Public health and Switzerland. Two words define the educational and personally inspiring adventure that not only broadened my mind, but also taught me how to live life simply, yet to the fullest. After all, there was no better place for me to reflect on life and confirm that I want to become physician than the Swiss Alps. In Switzerland, I saw public health in practice from the policy level to the local level, working with international organizations and community organizations. Community level practice with direct patient contact always spoke to me more than the policy level. For example, one of my favorite memories was taking part in a community outreach program during an excursion to Morocco. We stayed with host families in a remote village hundreds of miles away from a hospital. There came instances when other students and I became sick and I felt so lucky that we had packed even basic medications such as ibuprofen. It was clear that prevention of disease would be vital in an area or population with little access to health care. Health promotion activities we participated in with the villagers made me feel like I had a direct impact on helping them achieve good health.
Upon entering senior year, I instantly signed back up for my school’s student health organization to help run STI clinics and health fairs. I felt compelled to be at the front lines of doing health promotion and education. Fortunately, I landed a volunteer position as a scribe at a local free clinic, where I admired primary care and prevention in a clinical context. Little moments inspired me, like meeting a patient who had fibroids and suffered from painful 2-week menstruations. She was constantly told by doctors that there was nothing she could do. But one doctor taught her to heal herself by lifestyle changes, such as diet and stress reducing therapies. As a bonus, her fibroids shrunk by the end of the year. I had never met a doctor who suggested or used any alternative therapies besides drugs, and he was so adept at counseling the patient to empower her, not just to give her advice and finish. These moments along with my public health experiences confirmed my decision to become a doctor. I want to be at the forefront, directly impacting people’s health medically and being the leader in managing a patient, as I also dearly missed the medical science aspect of health care.
Nevertheless, prevention, empowering people, being holistic, being people-centered, are all key words that have been ingrained in my head for life. I learned them in almost every clinical and public health experience. Thus, I made it a point to preach them in my classwork, research projects, and to people. Furthermore, I worked on a project developing Ebola guidelines in surgical contexts. Patients in Ebola-affected countries were dying from being denied surgical treatment as health staff were afraid to touch them due to unconfirmed Ebola presence suspected. Focusing on the patient as a whole and not as just one disease only might have helped these patients. That is why the guidelines we developed started with treating the whole patient as a priority, confirming disease presence and other health conditions and finally moving on to a decision, instead of doing nothing. Through all of the Ebola chaos that I witnessed on the World Health Organization’s end and in the news media, I was sitting at dinner with healthy physicians from Liberia and Sierra Leone. They made sure I knew that through all of the mess Ebola has caused, there is still life and people are still moving forward, just like we do even with the daily little tasks such as cleaning.
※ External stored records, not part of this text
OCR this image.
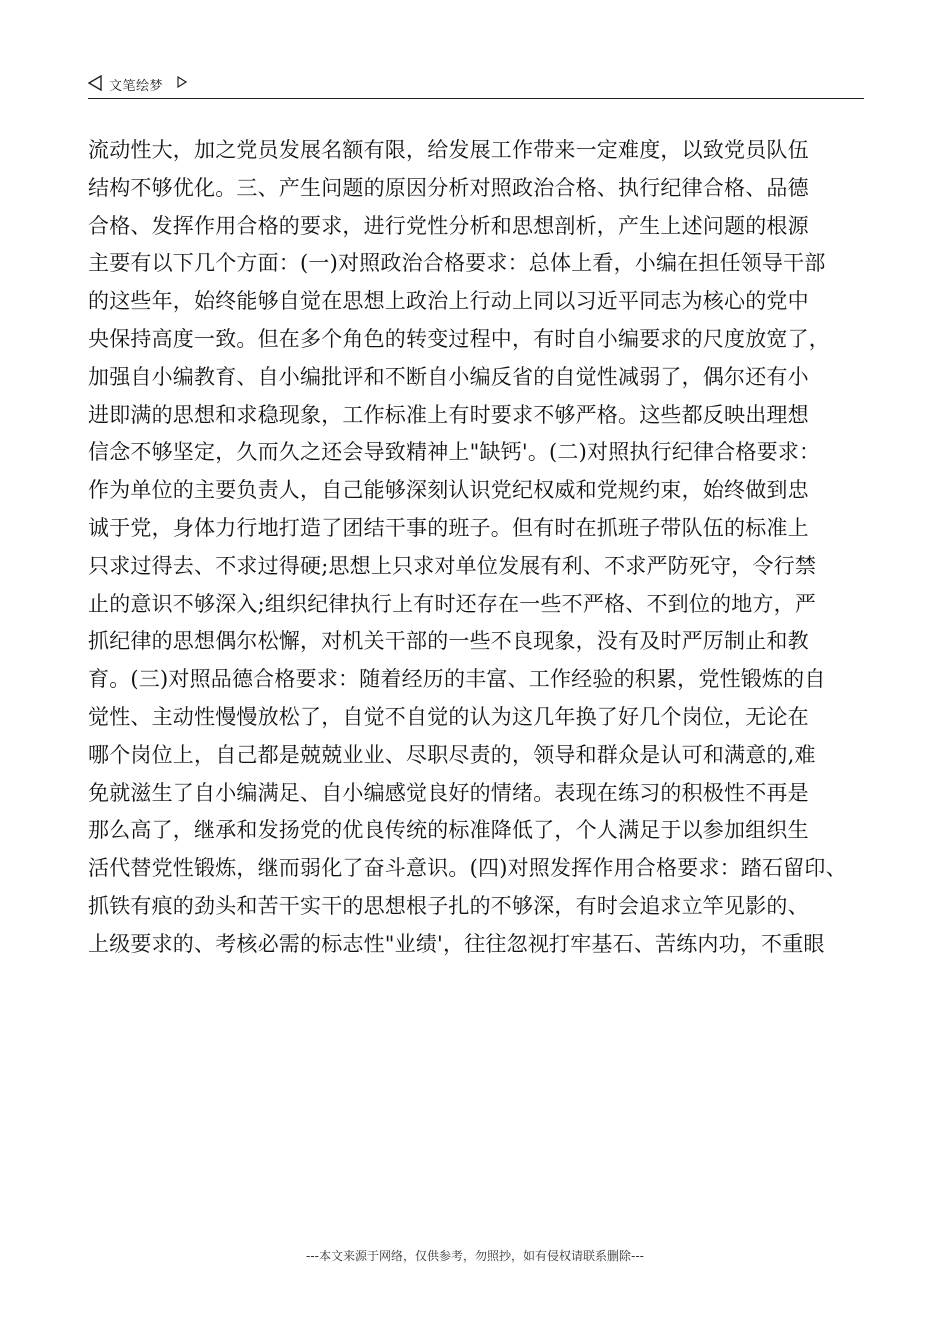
文笔绘梦
流动性大，加之党员发展名额有限，给发展工作带来一定难度，以致党员队伍
结构不够优化。三、产生问题的原因分析对照政治合格、执行纪律合格、品德
合格、发挥作用合格的要求，进行党性分析和思想剖析，产生上述问题的根源
主要有以下几个方面：(一)对照政治合格要求：总体上看，小编在担任领导干部
的这些年，始终能够自觉在思想上政治上行动上同以习近平同志为核心的党中
央保持高度一致。但在多个角色的转变过程中，有时自小编要求的尺度放宽了，
加强自小编教育、自小编批评和不断自小编反省的自觉性减弱了，偶尔还有小
进即满的思想和求稳现象，工作标准上有时要求不够严格。这些都反映出理想
信念不够坚定，久而久之还会导致精神上"缺钙'。(二)对照执行纪律合格要求：
作为单位的主要负责人，自己能够深刻认识党纪权威和党规约束，始终做到忠
诚于党，身体力行地打造了团结干事的班子。但有时在抓班子带队伍的标准上
只求过得去、不求过得硬;思想上只求对单位发展有利、不求严防死守，令行禁
止的意识不够深入;组织纪律执行上有时还存在一些不严格、不到位的地方，严
抓纪律的思想偶尔松懈，对机关干部的一些不良现象，没有及时严厉制止和教
育。(三)对照品德合格要求：随着经历的丰富、工作经验的积累，党性锻炼的自
觉性、主动性慢慢放松了，自觉不自觉的认为这几年换了好几个岗位，无论在
哪个岗位上，自己都是兢兢业业、尽职尽责的，领导和群众是认可和满意的,难
免就滋生了自小编满足、自小编感觉良好的情绪。表现在练习的积极性不再是
那么高了，继承和发扬党的优良传统的标准降低了，个人满足于以参加组织生
活代替党性锻炼，继而弱化了奋斗意识。(四)对照发挥作用合格要求：踏石留印、
抓铁有痕的劲头和苦干实干的思想根子扎的不够深，有时会追求立竿见影的、
上级要求的、考核必需的标志性"业绩'，往往忽视打牢基石、苦练内功，不重眼
---本文来源于网络，仅供参考，勿照抄，如有侵权请联系删除---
It is the very large adventurous moments and the little mundane moments that make life so valuable. Switzerland was my life-changing experience. I realize how incredibly lucky I am to have experienced great, terrible, everyday life. I owe it all to my good health. And so being a doctor is not simply about helping people, it is also about keeping people healthy. I am excited to join the fight to help people achieve good health because everyone deserves good health and everyone deserves to experience life to the fullest.